No século XIX, denominavam a Idade Média como Idade da Fé, devido à influência da Igreja sobre as sociedades europeias durante o período medieval, ao impregnar com a força da religião o cotidiano das pessoas, exercendo forte poder político, cultural e econômico (AQUINO et al., 2008). Os autores destacam ainda forma mais radical que em muito ilustra o período, uma vez que em toda a Europa havia apenas uma Igreja, exigindo que os homens fossem batizados nela e assim considerados membros da sociedade. A excomunhão dada pela Igreja a um indivíduo o excluía não apenas das questões religiosas como também dos direitos.

Historicamente, a expansão do cristianismo ocorreu graças às contribuições teológicas de dois bispos no século IV. Por um lado, a figura de Ambrósio, arcebispo de Medielano (atualmente Milão); por outro, Santo Agostinho, bispo de Hipona. Ambos, doutores da Igreja. Séculos depois, XII e XIII, suas obras teológicas encontraram o seu auge em São Tomás de Aquino.

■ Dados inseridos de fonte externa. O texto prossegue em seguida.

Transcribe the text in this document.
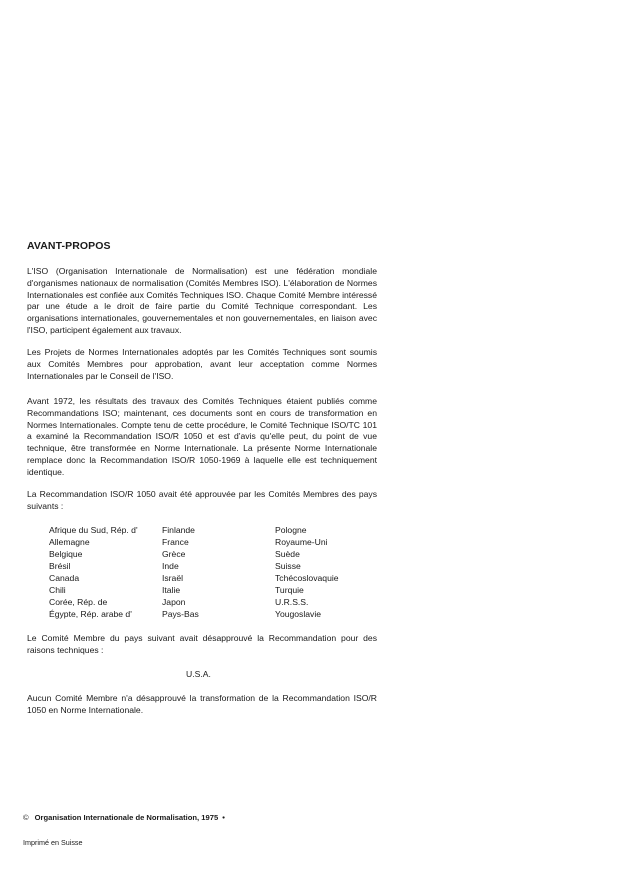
AVANT-PROPOS
L'ISO (Organisation Internationale de Normalisation) est une fédération mondiale d'organismes nationaux de normalisation (Comités Membres ISO). L'élaboration de Normes Internationales est confiée aux Comités Techniques ISO. Chaque Comité Membre intéressé par une étude a le droit de faire partie du Comité Technique correspondant. Les organisations internationales, gouvernementales et non gouvernementales, en liaison avec l'ISO, participent également aux travaux.
Les Projets de Normes Internationales adoptés par les Comités Techniques sont soumis aux Comités Membres pour approbation, avant leur acceptation comme Normes Internationales par le Conseil de l'ISO.
Avant 1972, les résultats des travaux des Comités Techniques étaient publiés comme Recommandations ISO; maintenant, ces documents sont en cours de transformation en Normes Internationales. Compte tenu de cette procédure, le Comité Technique ISO/TC 101 a examiné la Recommandation ISO/R 1050 et est d'avis qu'elle peut, du point de vue technique, être transformée en Norme Internationale. La présente Norme Internationale remplace donc la Recommandation ISO/R 1050-1969 à laquelle elle est techniquement identique.
La Recommandation ISO/R 1050 avait été approuvée par les Comités Membres des pays suivants :
Afrique du Sud, Rép. d'
Allemagne
Belgique
Brésil
Canada
Chili
Corée, Rép. de
Égypte, Rép. arabe d'
Finlande
France
Grèce
Inde
Israël
Italie
Japon
Pays-Bas
Pologne
Royaume-Uni
Suède
Suisse
Tchécoslovaquie
Turquie
U.R.S.S.
Yougoslavie
Le Comité Membre du pays suivant avait désapprouvé la Recommandation pour des raisons techniques :
U.S.A.
Aucun Comité Membre n'a désapprouvé la transformation de la Recommandation ISO/R 1050 en Norme Internationale.
© Organisation Internationale de Normalisation, 1975 •
Imprimé en Suisse
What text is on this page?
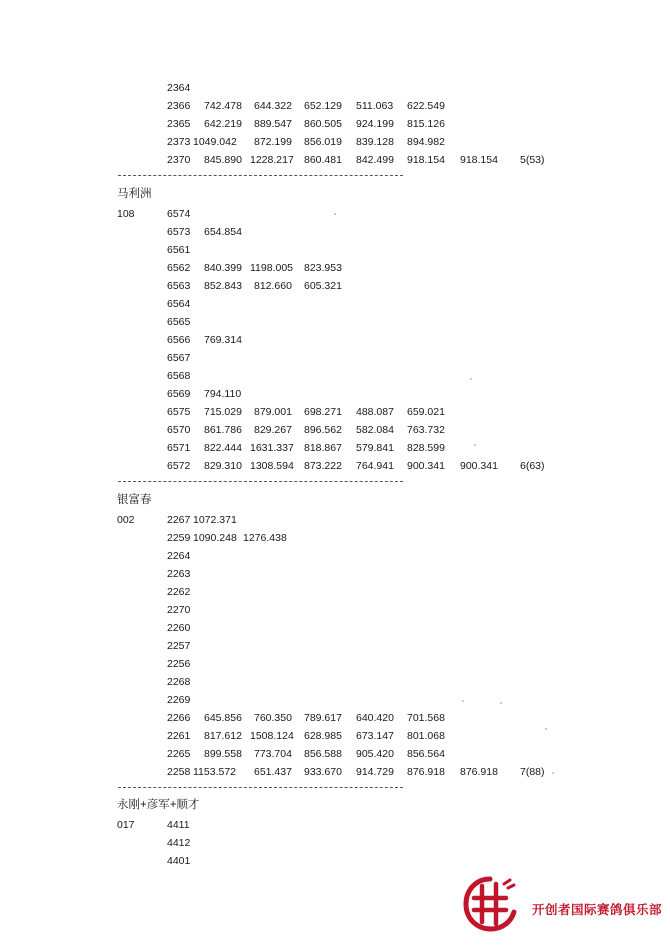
2364
2366 742.478 644.322 652.129 511.063 622.549
2365 642.219 889.547 860.505 924.199 815.126
2373 1049.042 872.199 856.019 839.128 894.982
2370 845.890 1228.217 860.481 842.499 918.154 918.154 5(53)
马利洲
108	6574
6573 654.854
6561
6562 840.399 1198.005 823.953
6563 852.843 812.660 605.321
6564
6565
6566 769.314
6567
6568
6569 794.110
6575 715.029 879.001 698.271 488.087 659.021
6570 861.786 829.267 896.562 582.084 763.732
6571 822.444 1631.337 818.867 579.841 828.599
6572 829.310 1308.594 873.222 764.941 900.341 900.341 6(63)
银富春
002	2267 1072.371
2259 1090.248 1276.438
2264
2263
2262
2270
2260
2257
2256
2268
2269
2266 645.856 760.350 789.617 640.420 701.568
2261 817.612 1508.124 628.985 673.147 801.068
2265 899.558 773.704 856.588 905.420 856.564
2258 1153.572 651.437 933.670 914.729 876.918 876.918 7(88)
永刚+彦军+顺才
017	4411
4412
4401
开创者国际赛鸽俱乐部
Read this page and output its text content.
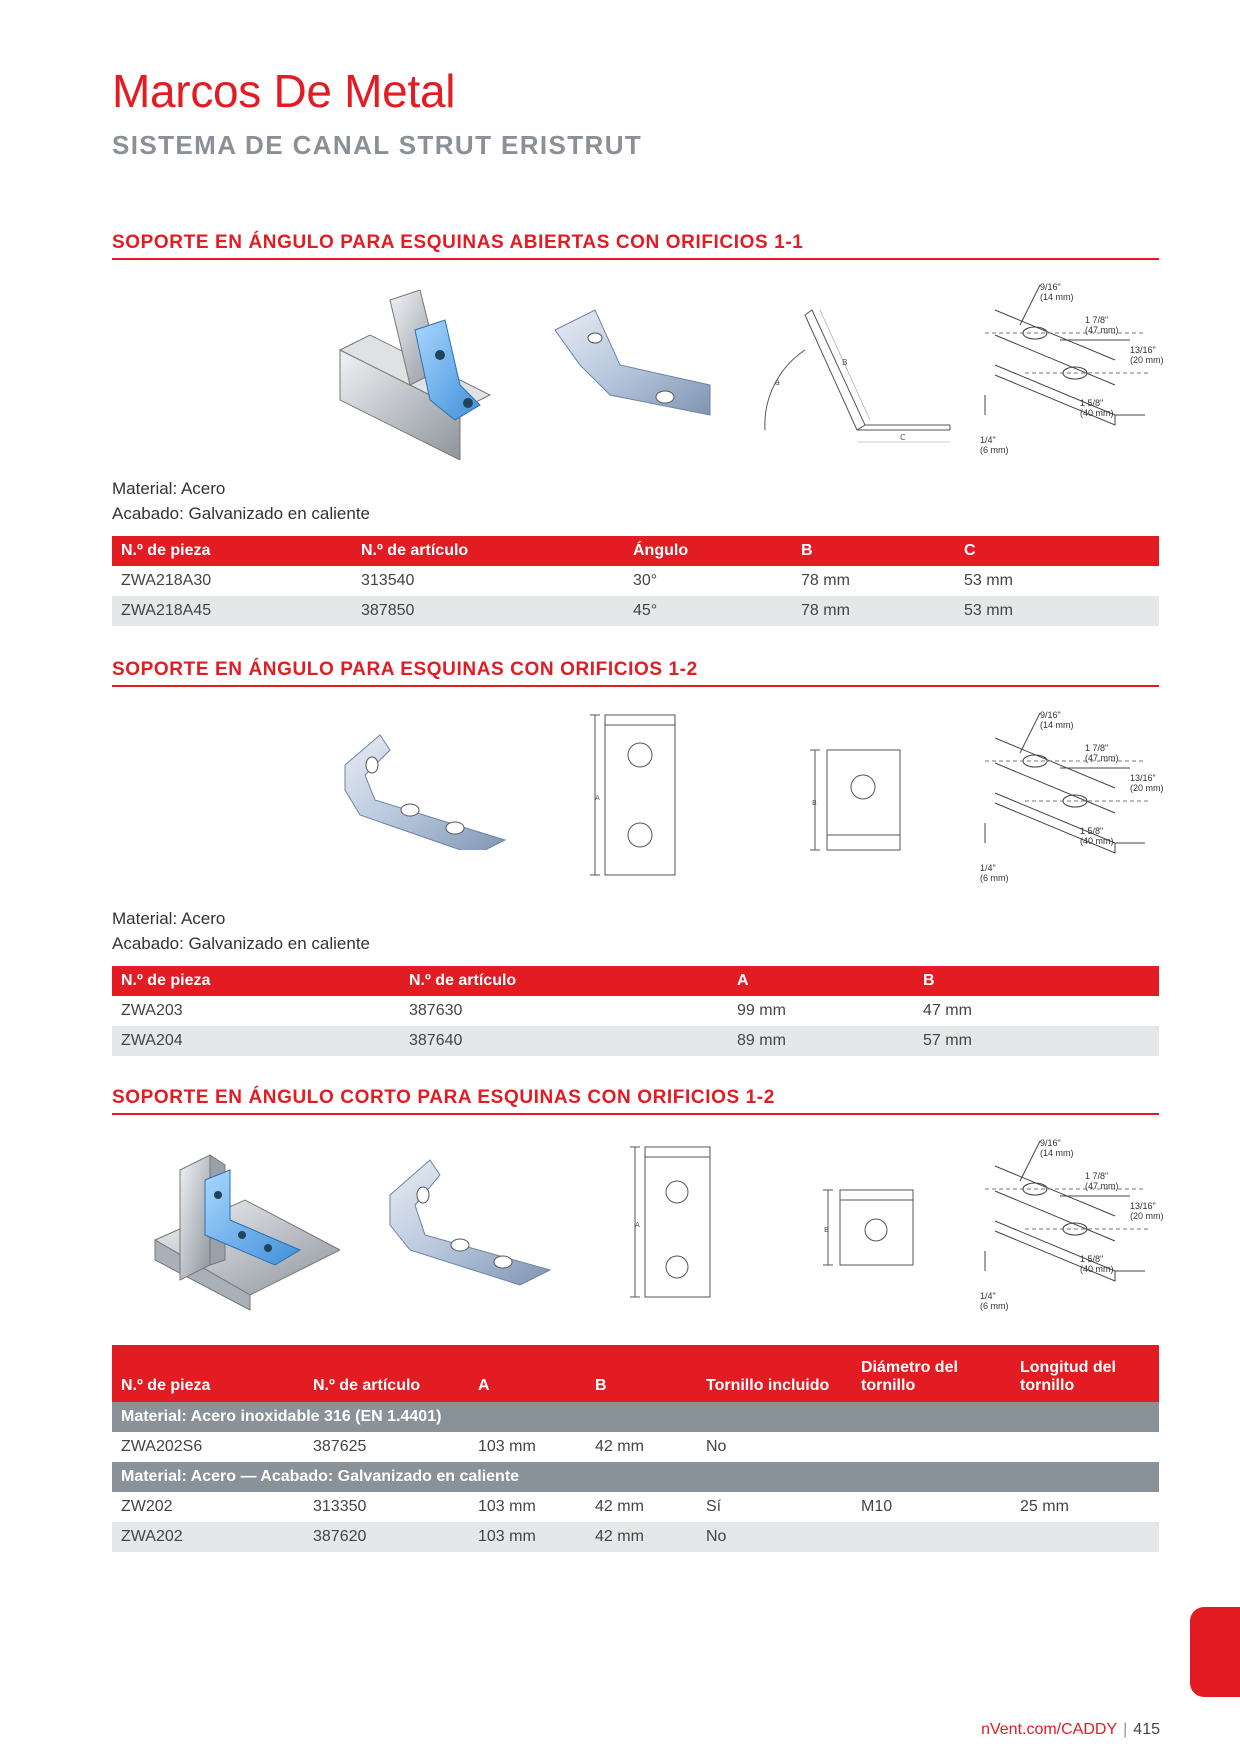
Marcos De Metal
SISTEMA DE CANAL STRUT ERISTRUT
SOPORTE EN ÁNGULO PARA ESQUINAS ABIERTAS CON ORIFICIOS 1-1
B
a
C
9/16"
(14 mm)
1 7/8"
(47 mm)
13/16"
(20 mm)
1 5/8"
(40 mm)
1/4"
(6 mm)
Material: Acero
Acabado: Galvanizado en caliente
N.º de pieza	N.º de artículo	Ángulo	B	C
ZWA218A30	313540	30°	78 mm	53 mm
ZWA218A45	387850	45°	78 mm	53 mm
SOPORTE EN ÁNGULO PARA ESQUINAS CON ORIFICIOS 1-2
A
B
9/16"
(14 mm)
1 7/8"
(47 mm)
13/16"
(20 mm)
1 5/8"
(40 mm)
1/4"
(6 mm)
Material: Acero
Acabado: Galvanizado en caliente
N.º de pieza	N.º de artículo	A	B
ZWA203	387630	99 mm	47 mm
ZWA204	387640	89 mm	57 mm
SOPORTE EN ÁNGULO CORTO PARA ESQUINAS CON ORIFICIOS 1-2
A
B
9/16"
(14 mm)
1 7/8"
(47 mm)
13/16"
(20 mm)
1 5/8"
(40 mm)
1/4"
(6 mm)
N.º de pieza	N.º de artículo	A	B	Tornillo incluido	Diámetro del tornillo	Longitud del tornillo
Material: Acero inoxidable 316 (EN 1.4401)						
ZWA202S6	387625	103 mm	42 mm	No		
Material: Acero — Acabado: Galvanizado en caliente						
ZW202	313350	103 mm	42 mm	Sí	M10	25 mm
ZWA202	387620	103 mm	42 mm	No		
nVent.com/CADDY | 415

Dentre os vários jovens santos, atualmente, celebrados no calendário cristão, destaca-se a figura de Francisco, mais conhecido como Francisco de Assis, jovem que, após uma fase mundana, passou a viver a simplicidade. A história de Francisco mostra as dificuldades da sociedade medieval, em particular da Itália no século XII. Nota-se que muitos jovens nobres ingressaram na vida religiosa com intuito de combater a pobreza e a indiferença social. O jovem pode ser comparado à juventude da Antiguidade, formada para o militarismo, enquanto no período medievo o

militarismo retoma uma nova forma, tendo como perspectiva a missão de Cristo. Embora a religião esteja inteiramente relacionada à socialização na Idade Média, muitos jovens viviam uma liberdade não aceita na contemporaneidade (LIBÂNIO, 2004).

Para Dick (2003), o século IV oferece rol significativo de jovens que se tornaram santos, como Agostinho (354-430), bom exemplo da juventude da época. Quando jovem, aos vinte anos de idade, tornou-se pai. Importava para Agostinho, antes de se tornar santo, a riqueza, os prazeres e tudo que parecia ser atrativo. A conversão ocorreu doze anos depois, em Milão, ao participar de debates filosóficos com Santo Ambrósio (DICK, 2003). Assim como Agostinho, séculos depois Francisco, Clara e outros se destacaram pela postura crítica e profunda rejeição à indiferença social e política que tanto caracterizou as diferentes épocas da Idade Antiga e Medieval.

Libânio (2004) analisa a situação juvenil desde a Antiguidade até os tempos atuais. Afirma que a Roma Antiga até o século II a.C. não conheceu esse período de idade atualmente conhecida como juventude. Havia um rito cívico religioso que enfatizava a passagem da idade infantil para a vida adulta. A sociedade romana apenas conhecia três principais categorias: infância, adulto e velhice. Para o autor, somente a partir do século II a.C. inventa-se em Roma a fase intermediária entre infância e adulto, ou seja, a juventude.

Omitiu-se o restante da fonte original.